Sur les frais liés au litige :
11. Les dispositions de l'article L. 761-1 du code de justice administrative font obstacle à ce que soit mise à la charge de MmeC..., qui n'est pas, dans la présente instance, la partie perdante, la somme que la commune d'Ajaccio demande au titre des frais exposés par elle et non compris dans les dépens. Dans les circonstances de l'espèce, il y a lieu de mettre à la charge de la commune d'Ajaccio la somme de 2 000 euros au titre des frais exposés par Mme C... et non compris dans les dépens.
D É C I D E :
Article 1er : Le jugement du tribunal administratif de Bastia du 1er décembre 2016 est annulé.
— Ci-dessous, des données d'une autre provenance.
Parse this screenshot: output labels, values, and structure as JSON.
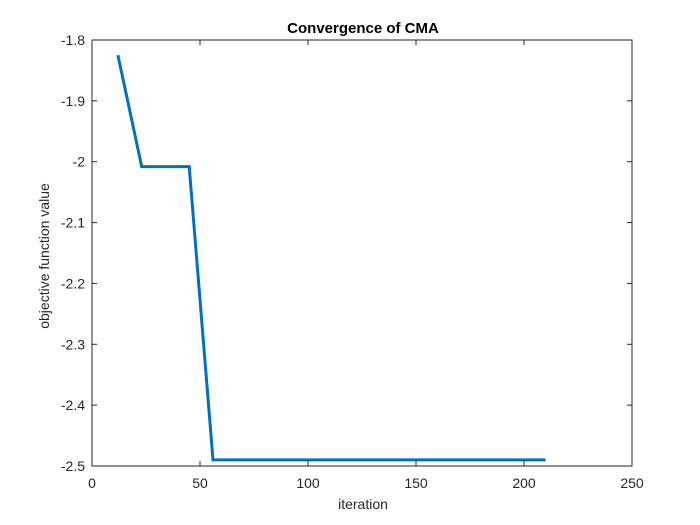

Article 2 : La commune d'Ajaccio est condamnée à verser à Mme C...la somme de 5 000 euros avec intérêts au taux légal à compter du 22 décembre 2014. Les intérêts échus à la date du 22 décembre 2015 puis à chaque échéance annuelle à compter de cette date seront capitalisés à chacune de ces dates pour produire eux-mêmes intérêts.
Article 3 : Les frais de l'expertise ordonnée en référé par le président du tribunal administratif de Bastia sont mis à la charge définitive de la commune d'Ajaccio.
Article 4 : La commune d'Ajaccio versera à Mme C...la somme de 2 000 euros au titre de l'article L. 761-1 du code de justice administrative.
Article 5 : Le surplus des conclusions de la requête de Mme C...et les conclusions de la commune d'Ajaccio présentées sur le fondement des dispositions de l'article L. 761-1 du code de justice administrative sont rejetés.
Article 6 : Le présent arrêt sera notifié à Mme A...C...et à la commune d'Ajaccio.
Délibéré après l'audience du 20 novembre 2018, où siégeaient :
- M. Gonzales, président,
- M. d'Izarn de Villefort, président assesseur,
- M. Jorda, premier conseiller.
Lu en audience publique, le 4 décembre 2018.